Kebenaran itu adalah bukan suatu letupan perasaan hati – terlebih hanya keinginan akal – semata, tetapi sesuatu yang tersimpan di dalam diri dan terus dipraktikkan dalam kehidupan sehari-hari. Sehingga pada saat kini, tampak tidak sedikit dari pribadi yang berlaku munafik dalam perbuatannya. Karena apa yang mereka ucapkan tidak sesuai dengan tindakannya (dusta), atau bila di percaya maka ia berkhianat. Mengakunya sih sangat percaya kepada keagungan Tuhan, tetapi sejatinya – di dalam hati – tidak jauh berbeda dengan orang ateis.
Sehingga dapat dijelaskan secara etimologi bahwa kata “munafiq” diambil dari kata nafiqa` al-yarbu` (sarang tikus). Ada yang mengatakan bahwa sarang tikus mempunyai dua lubang, yang satu disebut nafi`a` dan yang lain disebut qashi`a`. Tikus itu akan menampakkan diri pada lubang yang satu dan keluar dari lubang yang lain. Oleh karena itu, orang munafik disebut “munafiq” karena ia menampakkan diri sebagai Muslim, tetapi keluar dari Islam menuju kekufuran dengan atau tanpa disadari orang lain.
O.. Sang Penguasa Hidup ini telah berfirman di dalam kitab-Nya surat An-nisa [4] ayat 145, bahwa: “Sesungguhnya orang-orang munafik itu tempatnya ada di tingkat yang paling bawah di Neraka. Engkau tidak akan mendapatkan penolong bagi mereka”. Lantas mengapa ini tidak membuat mereka (pelaku munafik) tidak ketakutan? Karena tampak jelas bahwa mereka mengetahui kewajiban dalam menjalankan kebenaran, tapi tidak mau melakukannya.
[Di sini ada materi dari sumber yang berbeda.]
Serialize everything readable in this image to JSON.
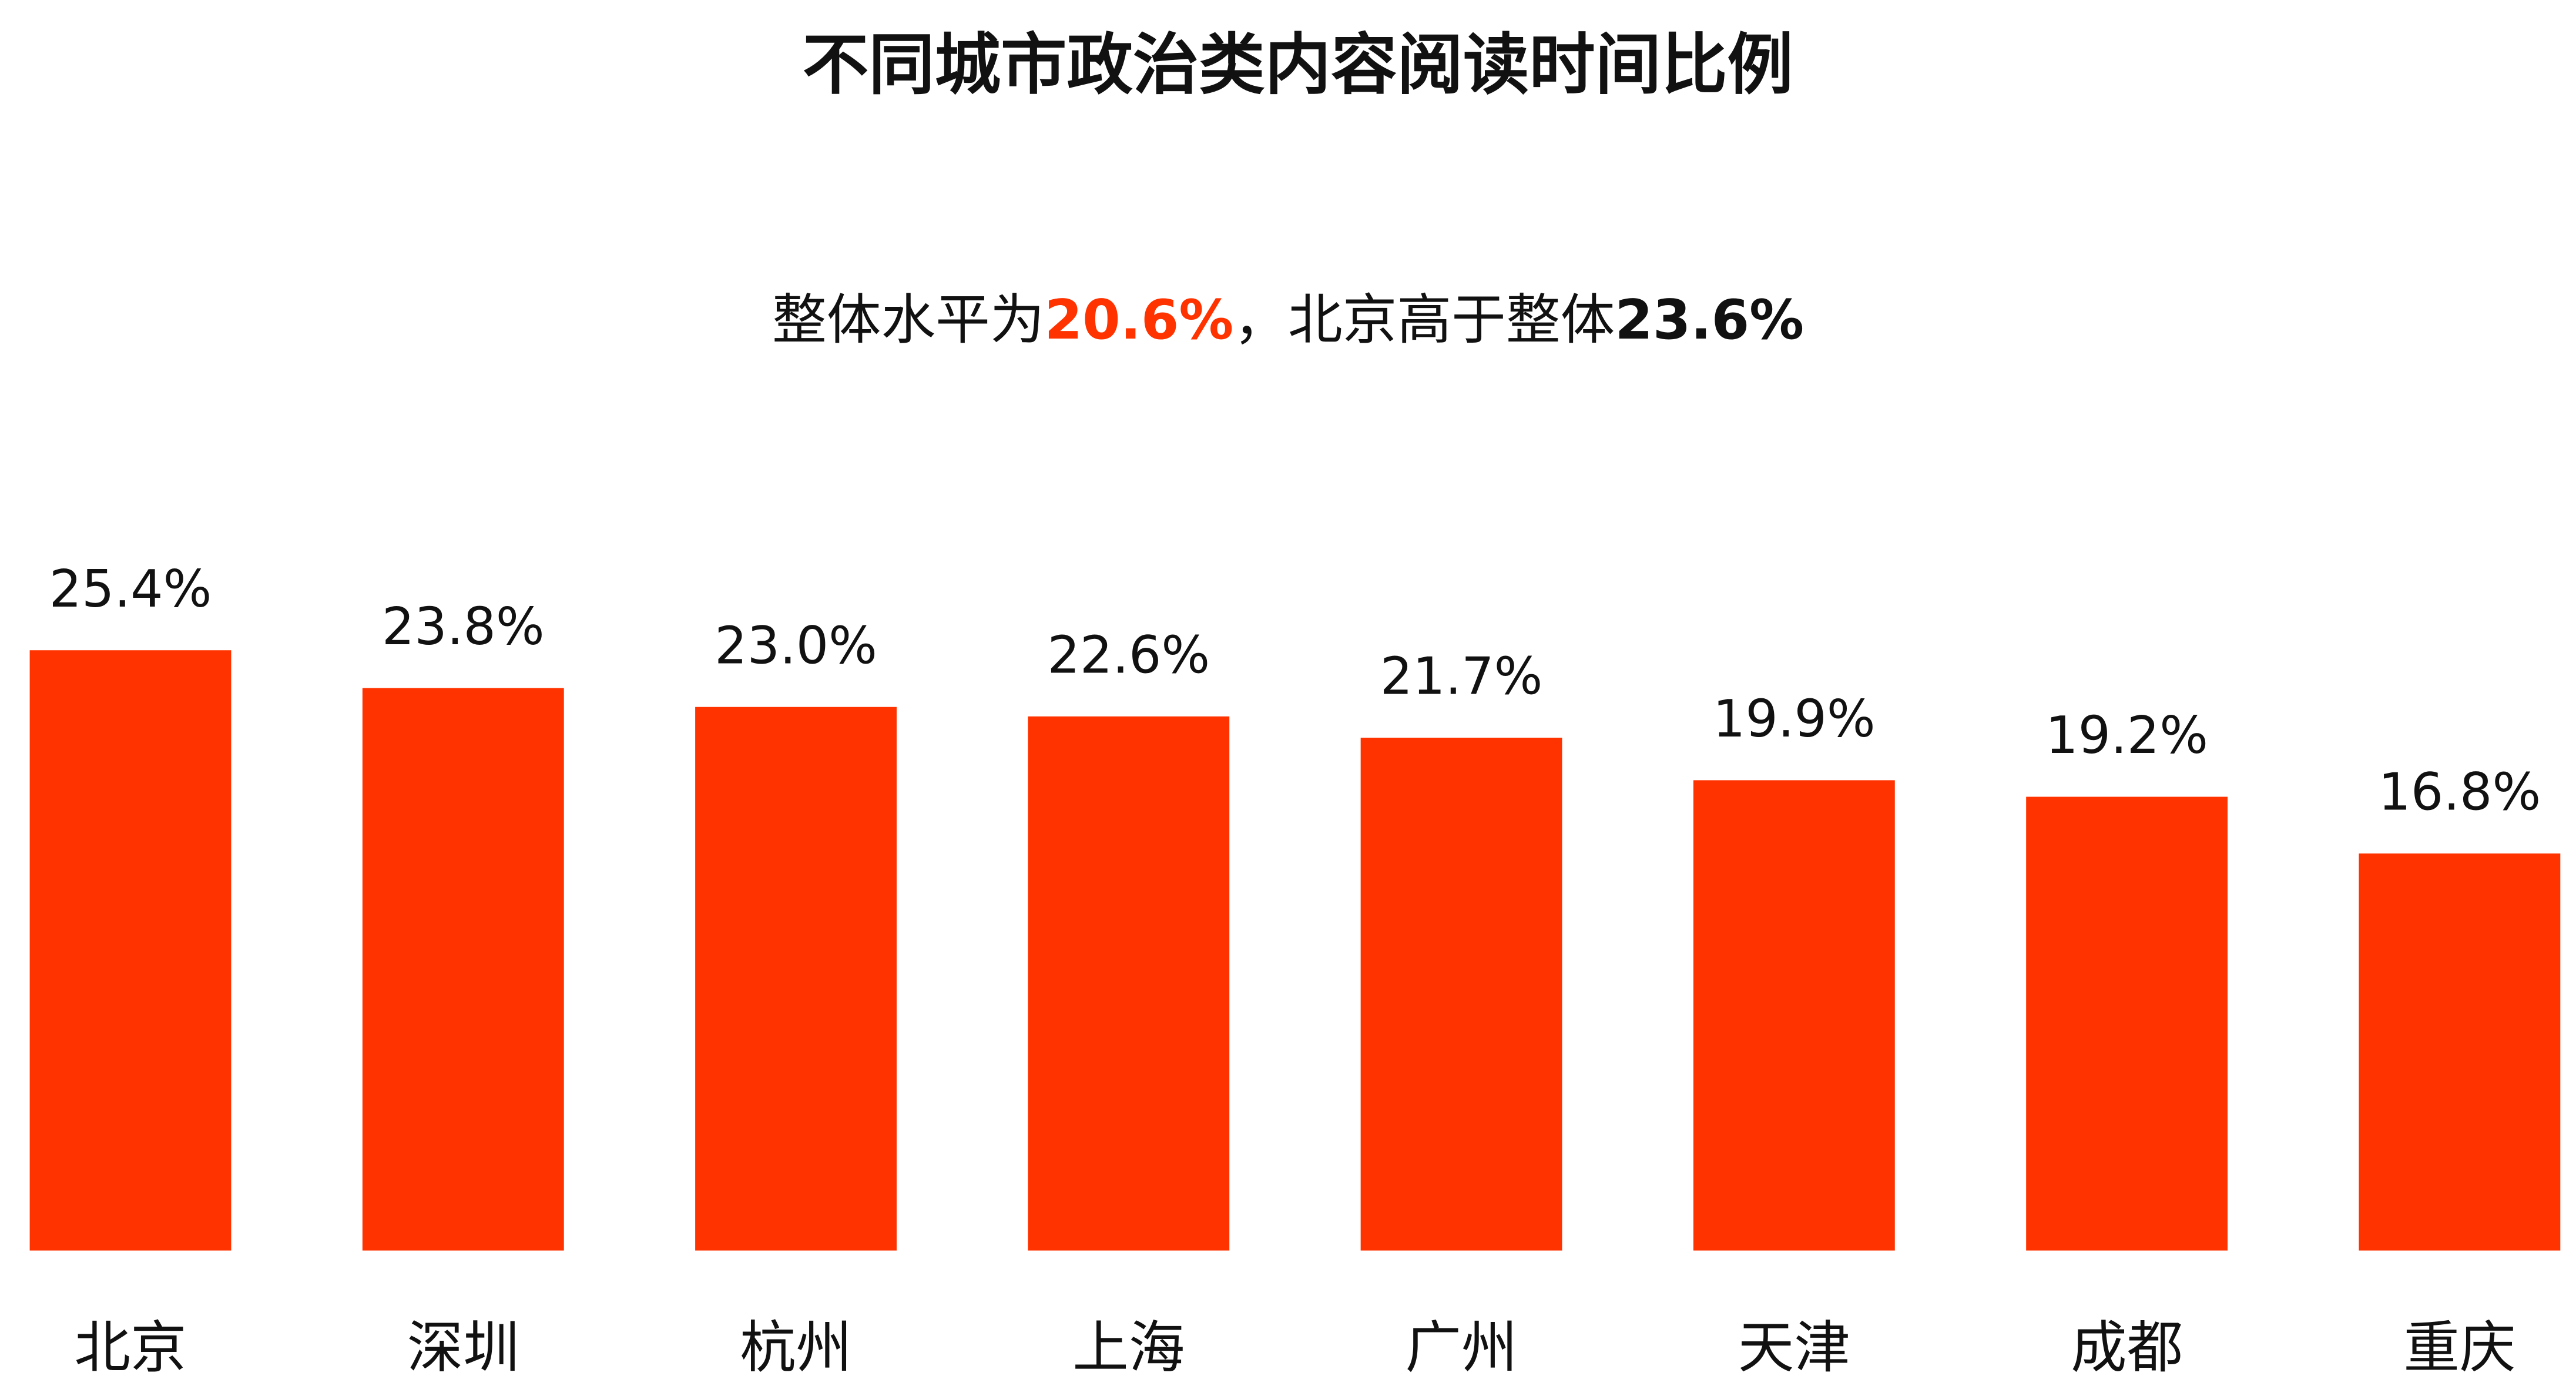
{
  "chart_data": {
    "type": "bar",
    "title": "不同城市政治类内容阅读时间比例",
    "subtitle": [
      "整体水平为",
      "20.6%",
      "，北京高于整体",
      "23.6%"
    ],
    "categories": [
      "北京",
      "深圳",
      "杭州",
      "上海",
      "广州",
      "天津",
      "成都",
      "重庆"
    ],
    "values": [
      25.4,
      23.8,
      23.0,
      22.6,
      21.7,
      19.9,
      19.2,
      16.8
    ],
    "value_labels": [
      "25.4%",
      "23.8%",
      "23.0%",
      "22.6%",
      "21.7%",
      "19.9%",
      "19.2%",
      "16.8%"
    ],
    "color": "#ff3300",
    "highlight_color": "#ff3300",
    "ylim": [
      0,
      26
    ]
  }
}
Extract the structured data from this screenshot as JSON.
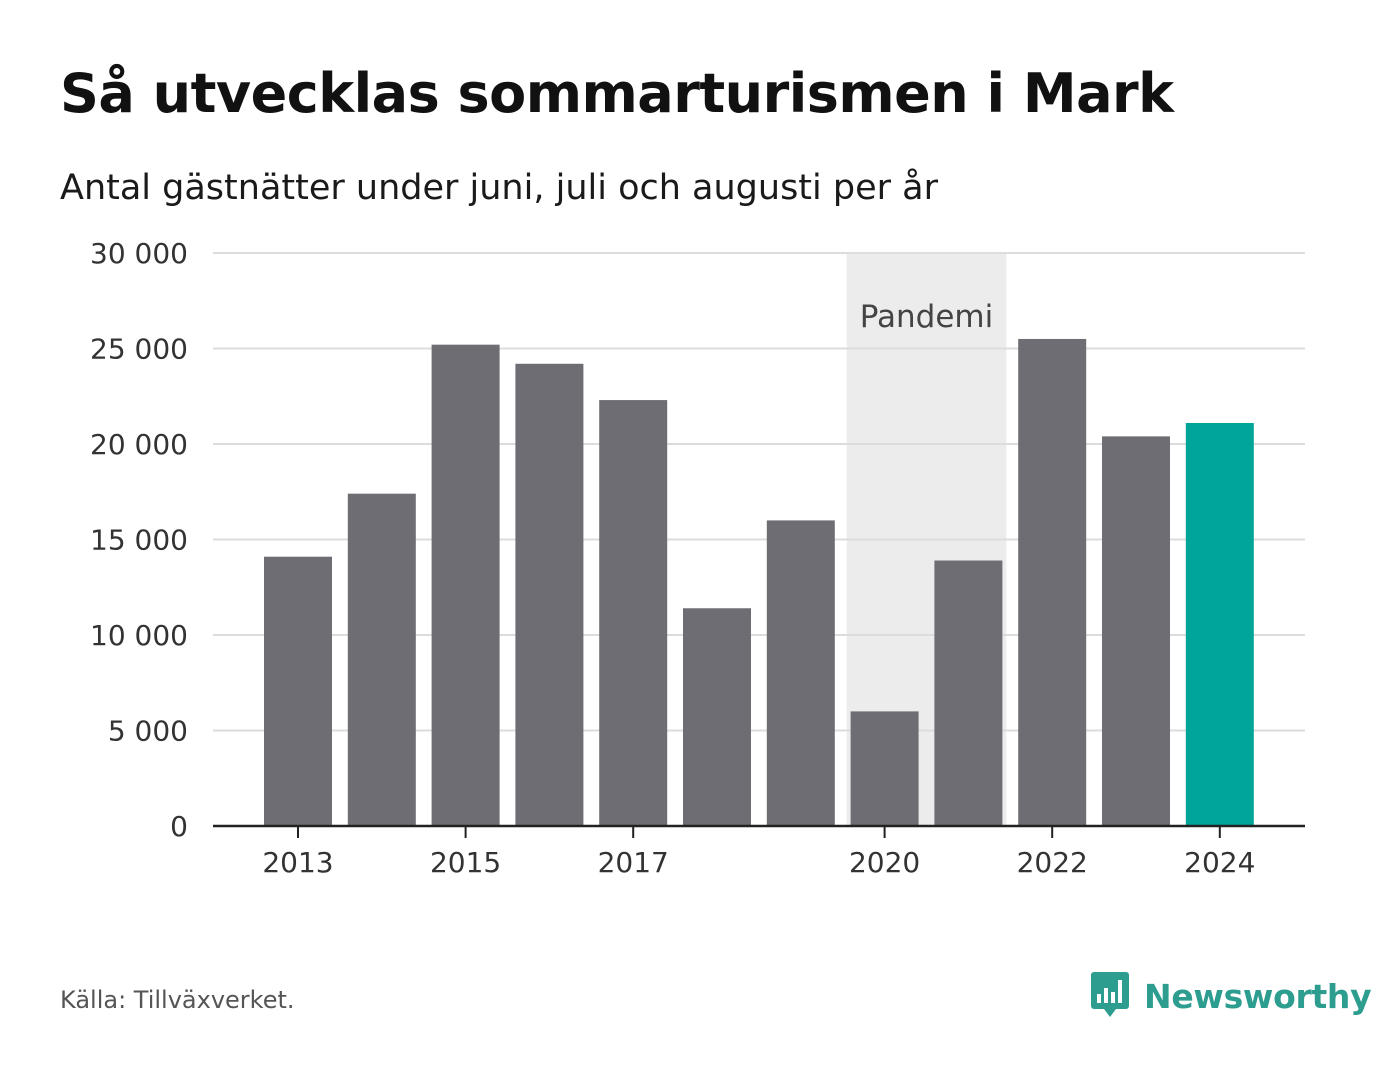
{
  "header": {
    "title": "Så utvecklas sommarturismen i Mark",
    "subtitle": "Antal gästnätter under juni, juli och augusti per år"
  },
  "chart_data": {
    "type": "bar",
    "categories": [
      "2013",
      "2014",
      "2015",
      "2016",
      "2017",
      "2018",
      "2019",
      "2020",
      "2021",
      "2022",
      "2023",
      "2024"
    ],
    "values": [
      14100,
      17400,
      25200,
      24200,
      22300,
      11400,
      16000,
      6000,
      13900,
      25500,
      20400,
      21100
    ],
    "ylim": [
      0,
      30000
    ],
    "yticks": [
      0,
      5000,
      10000,
      15000,
      20000,
      25000,
      30000
    ],
    "ytick_labels": [
      "0",
      "5 000",
      "10 000",
      "15 000",
      "20 000",
      "25 000",
      "30 000"
    ],
    "xtick_labels": [
      "2013",
      "2015",
      "2017",
      "2020",
      "2022",
      "2024"
    ],
    "grid": true,
    "bar_color": "#6e6d74",
    "highlight_color": "#00a59a",
    "highlight_category": "2024",
    "annotations": [
      {
        "label": "Pandemi",
        "from": "2020",
        "to": "2021",
        "color": "#ececec"
      }
    ]
  },
  "footer": {
    "source": "Källa: Tillväxverket.",
    "brand": "Newsworthy",
    "brand_color": "#2d9d8f",
    "brand_icon": "bar-chart-speech-bubble-icon"
  }
}
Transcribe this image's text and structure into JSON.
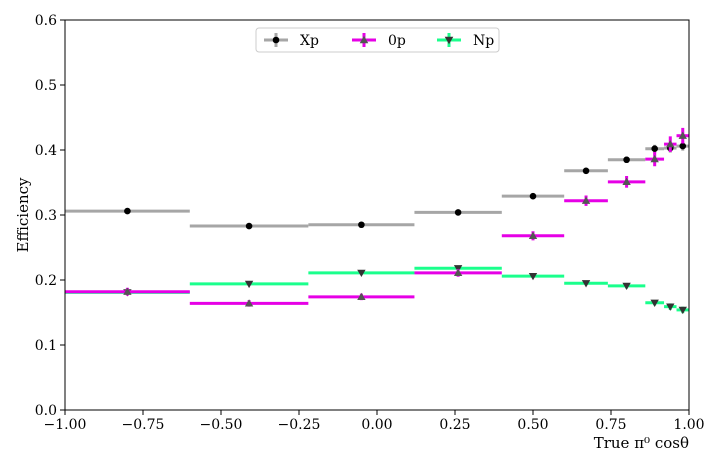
{
  "chart_data": {
    "type": "scatter",
    "title": "",
    "xlabel": "True π⁰ cosθ",
    "ylabel": "Efficiency",
    "xlim": [
      -1.0,
      1.0
    ],
    "ylim": [
      0.0,
      0.6
    ],
    "xticks": [
      "−1.00",
      "−0.75",
      "−0.50",
      "−0.25",
      "0.00",
      "0.25",
      "0.50",
      "0.75",
      "1.00"
    ],
    "yticks": [
      "0.0",
      "0.1",
      "0.2",
      "0.3",
      "0.4",
      "0.5",
      "0.6"
    ],
    "grid": false,
    "legend_position": "top-center",
    "bins": [
      [
        -1.0,
        -0.6
      ],
      [
        -0.6,
        -0.22
      ],
      [
        -0.22,
        0.12
      ],
      [
        0.12,
        0.4
      ],
      [
        0.4,
        0.6
      ],
      [
        0.6,
        0.74
      ],
      [
        0.74,
        0.86
      ],
      [
        0.86,
        0.92
      ],
      [
        0.92,
        0.96
      ],
      [
        0.96,
        1.0
      ]
    ],
    "bin_centers": [
      -0.8,
      -0.41,
      -0.05,
      0.26,
      0.5,
      0.67,
      0.8,
      0.89,
      0.94,
      0.98
    ],
    "series": [
      {
        "name": "Xp",
        "marker": "circle",
        "bar_color": "#a6a6a6",
        "marker_color": "#000000",
        "values": [
          0.306,
          0.283,
          0.285,
          0.304,
          0.329,
          0.368,
          0.385,
          0.402,
          0.403,
          0.406
        ],
        "errors": [
          0.002,
          0.002,
          0.002,
          0.002,
          0.003,
          0.004,
          0.005,
          0.006,
          0.007,
          0.007
        ]
      },
      {
        "name": "0p",
        "marker": "triangle-up",
        "bar_color": "#e600e6",
        "marker_color": "#555555",
        "values": [
          0.182,
          0.164,
          0.174,
          0.211,
          0.268,
          0.322,
          0.351,
          0.386,
          0.409,
          0.422
        ],
        "errors": [
          0.006,
          0.005,
          0.005,
          0.006,
          0.007,
          0.008,
          0.009,
          0.011,
          0.012,
          0.012
        ]
      },
      {
        "name": "Np",
        "marker": "triangle-down",
        "bar_color": "#1aff8c",
        "marker_color": "#333333",
        "values": [
          0.181,
          0.194,
          0.211,
          0.218,
          0.206,
          0.195,
          0.191,
          0.165,
          0.159,
          0.154
        ],
        "errors": [
          0.002,
          0.002,
          0.002,
          0.002,
          0.003,
          0.003,
          0.004,
          0.004,
          0.005,
          0.005
        ]
      }
    ]
  }
}
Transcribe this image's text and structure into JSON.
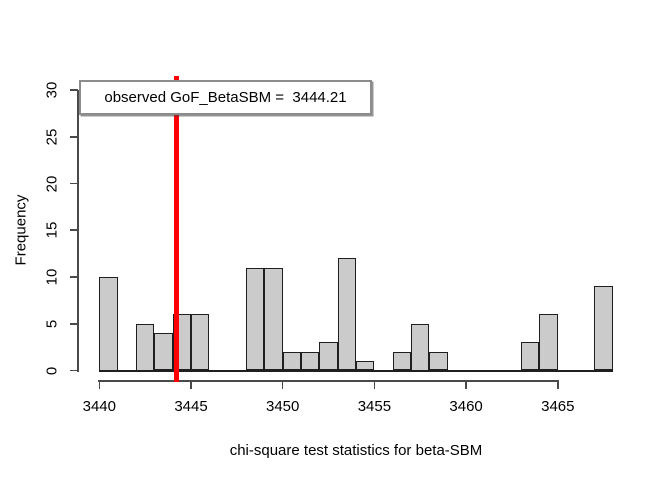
{
  "chart_data": {
    "type": "bar",
    "subtype": "histogram",
    "title": "",
    "xlabel": "chi-square test statistics for beta-SBM",
    "ylabel": "Frequency",
    "bin_start": 3440,
    "bin_width": 1,
    "categories": [
      3440,
      3441,
      3442,
      3443,
      3444,
      3445,
      3446,
      3447,
      3448,
      3449,
      3450,
      3451,
      3452,
      3453,
      3454,
      3455,
      3456,
      3457,
      3458,
      3459,
      3460,
      3461,
      3462,
      3463,
      3464,
      3465,
      3466,
      3467
    ],
    "values": [
      10,
      0,
      5,
      4,
      6,
      6,
      0,
      0,
      11,
      11,
      2,
      2,
      3,
      12,
      1,
      0,
      2,
      5,
      2,
      0,
      0,
      0,
      0,
      3,
      6,
      0,
      0,
      9
    ],
    "xlim": [
      3440,
      3468
    ],
    "ylim": [
      0,
      30
    ],
    "x_ticks": [
      3440,
      3445,
      3450,
      3455,
      3460,
      3465
    ],
    "y_ticks": [
      0,
      5,
      10,
      15,
      20,
      25,
      30
    ],
    "grid": "off",
    "legend_position": "top-left",
    "annotation": "observed GoF_BetaSBM =  3444.21",
    "observed_line": {
      "x": 3444.21,
      "color": "#ff0000"
    },
    "bar_fill": "#cbcbcb",
    "bar_border": "#1f1f1f"
  }
}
Sungguh, apabila Allah SWT menghendaki kebaikan hamba-Nya, maka Dia akan menampakkan kepadanya aib-aib dirinya. Dan barangsiapa yang pandangan (bashirah)-nya terbuka, aibnya itu tidak akan membuatnya takut. Justru ketika aib-aibnya di bongkar, maka ia akan segera mengobatinya dengan penuh kesadaran dan usaha yang maksimal. Ia pun akan terus memohon ampunan dari Yang Maha Kuasa, karena rasa takut dan malunya. Sehingga ia tidak perlu mencari kotoran yang ada pada diri orang lain, karena baginya kotoran yang ada pada dirinya sendiri sudah membuatnya cemas dan sibuk membersihkannya.
Ya. Orang yang memilih kebenaran sebagai jalan hidupnya akan merasa seperti sahabat Rasulullah SAW, yaitu Umar bin Khaththab RA yang pernah berkata; “Semoga Allah merahmati orang yang menunjukkan kepadaku aib-aibku”. Sehingga setiap harinya ia selalu sibuk dengan mengoreksi diri. Dan bila terdapat kesalahan terjadi, maka ia akan cepat mencari kebenaran dan berusaha memperbaiki kesalahan tersebut. Hal ini karena kemampuan ilmunya dan ketinggian kedudukannya di hadapan Tuhan. Sebab, seorang yang tinggi kedudukannya dan mumpuni ilmunya akan sedikit membanggakan diri. Perhatian terhadap dirinya memang besar, tapi bukan untuk menonjolkan diri di depan manusia. Melainkan demi rasa cinta dan patuhnya kepada aturan Sang Ilahi.
Untuk itu kekasih, bercerminlah kepada sosok Hanoman ini karena ia adalah sang pembela kebenaran. Meski ia ditakdirkan dengan kondisi fisik seekor kera putih, namun tindakannya melebihi manusia pada umumnya. Kemuliaannya layak di katakan agung, karena apa yang telah ia lakukan bertolak belakang dengan seorang yang mengaku manusia tapi tindakannya tidak jauh berbeda dari seekor kera di dalam hutan. Tidak usahlah kau melihat bentuk tubuhnya Hanoman ini, tetapi perhatikan dan contohlah perilakunya dalam kehidupan sehari-hari. Sehingga baiklah kehidupanmu nanti.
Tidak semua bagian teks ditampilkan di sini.